2. Be patient. Perhaps because of the weakness of government institutions, Mexicans do business with people they know and trust, observes Crombie. Plan on spending a lot of time as guests in the homes of your Mexican counterparts, with your spouse. "If any Mexican does not want to get to know you, but just wants a business deal, run the other way," he says.
3. Prepare financial statements for both countries. Financial compliance statements should be prepared under both Mexican and U.S. laws, preferably at the same time, says Crombie. The U.S. accounts for profits more conservatively than does Mexico. Unless statements are prepared for both countries, the U.S. balance sheet may get distorted, he says.
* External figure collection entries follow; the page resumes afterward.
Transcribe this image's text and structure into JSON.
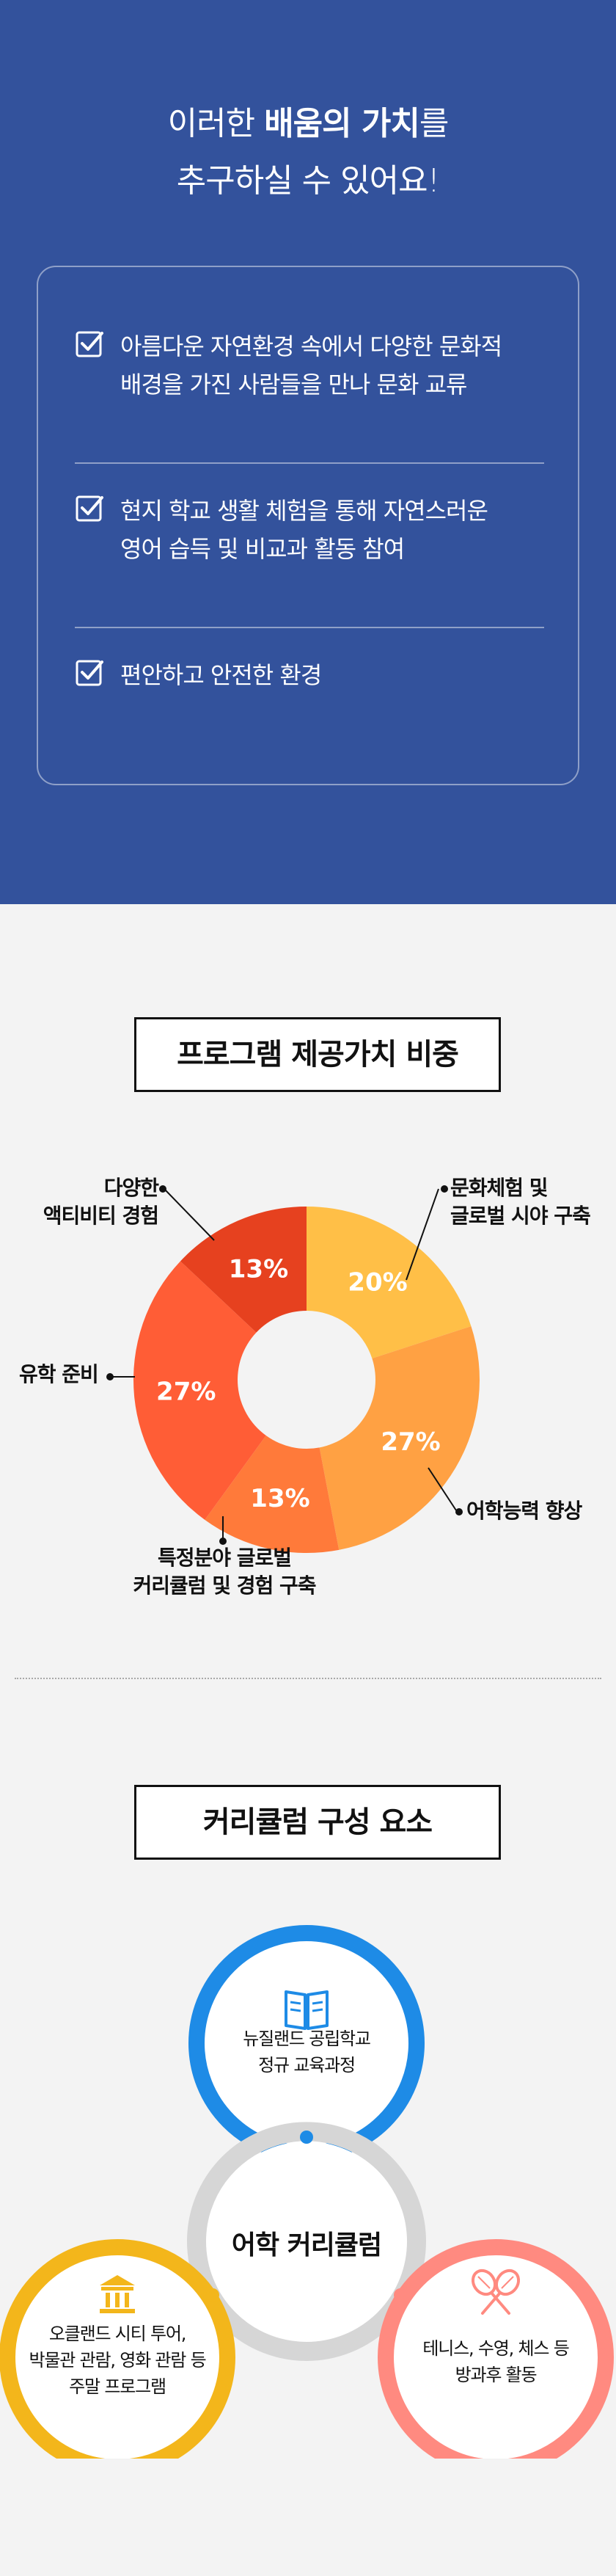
{
  "values": {
    "title_line1_pre": "이러한 ",
    "title_line1_bold": "배움의 가치",
    "title_line1_post": "를",
    "title_line2": "추구하실 수 있어요!",
    "items": [
      {
        "line1": "아름다운 자연환경 속에서 다양한 문화적",
        "line2": "배경을 가진 사람들을 만나 문화 교류"
      },
      {
        "line1": "현지 학교 생활 체험을 통해 자연스러운",
        "line2": "영어 습득 및 비교과 활동 참여"
      },
      {
        "line1": "편안하고 안전한 환경",
        "line2": ""
      }
    ],
    "check_icon": "checkbox-checked-icon"
  },
  "chart_section": {
    "heading": "프로그램 제공가치 비중"
  },
  "chart_data": {
    "type": "pie",
    "donut": true,
    "categories": [
      "문화체험 및 글로벌 시야 구축",
      "어학능력 향상",
      "특정분야 글로벌 커리큘럼 및 경험 구축",
      "유학 준비",
      "다양한 액티비티 경험"
    ],
    "values": [
      20,
      27,
      13,
      27,
      13
    ],
    "value_labels": [
      "20%",
      "27%",
      "13%",
      "27%",
      "13%"
    ],
    "label_lines": [
      [
        "문화체험 및",
        "글로벌 시야 구축"
      ],
      [
        "어학능력 향상"
      ],
      [
        "특정분야 글로벌",
        "커리큘럼 및 경험 구축"
      ],
      [
        "유학 준비"
      ],
      [
        "다양한",
        "액티비티 경험"
      ]
    ],
    "colors": [
      "#ffbf47",
      "#ffa143",
      "#ff7a3a",
      "#ff5d36",
      "#e6411f"
    ],
    "start_angle_deg": 0,
    "direction": "clockwise"
  },
  "curriculum": {
    "heading": "커리큘럼 구성 요소",
    "core": "어학 커리큘럼",
    "top": {
      "line1": "뉴질랜드 공립학교",
      "line2": "정규 교육과정",
      "icon": "open-book-icon",
      "color": "#1e8be6"
    },
    "left": {
      "line1": "오클랜드 시티 투어,",
      "line2": "박물관 관람, 영화 관람 등",
      "line3": "주말 프로그램",
      "icon": "museum-icon",
      "color": "#f3b61b"
    },
    "right": {
      "line1": "테니스, 수영, 체스 등",
      "line2": "방과후 활동",
      "icon": "tennis-rackets-icon",
      "color": "#ff8a80"
    },
    "core_ring_color": "#d6d6d6"
  }
}
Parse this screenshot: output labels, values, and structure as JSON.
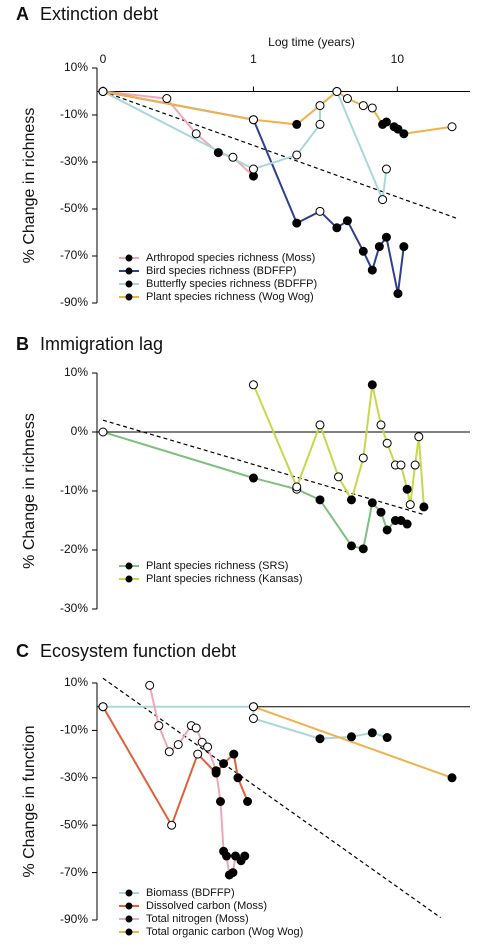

4. Master the mortgage market. Understanding mortgages is the "driver of success," says Crombie. In Mexico, an employer tax creates a mortgage fund, and most people work through this fund to get a mortgage, he explains.
5. Listen and learn. Americans in Mexico must remember that they are guests, says Crombie. "We come across in a very arrogant fashion," he sighs. The road is covered with the bodies of those who try to apply American business practices in Mexico, says Crombie. "We need to be good listeners, especially in the early stages."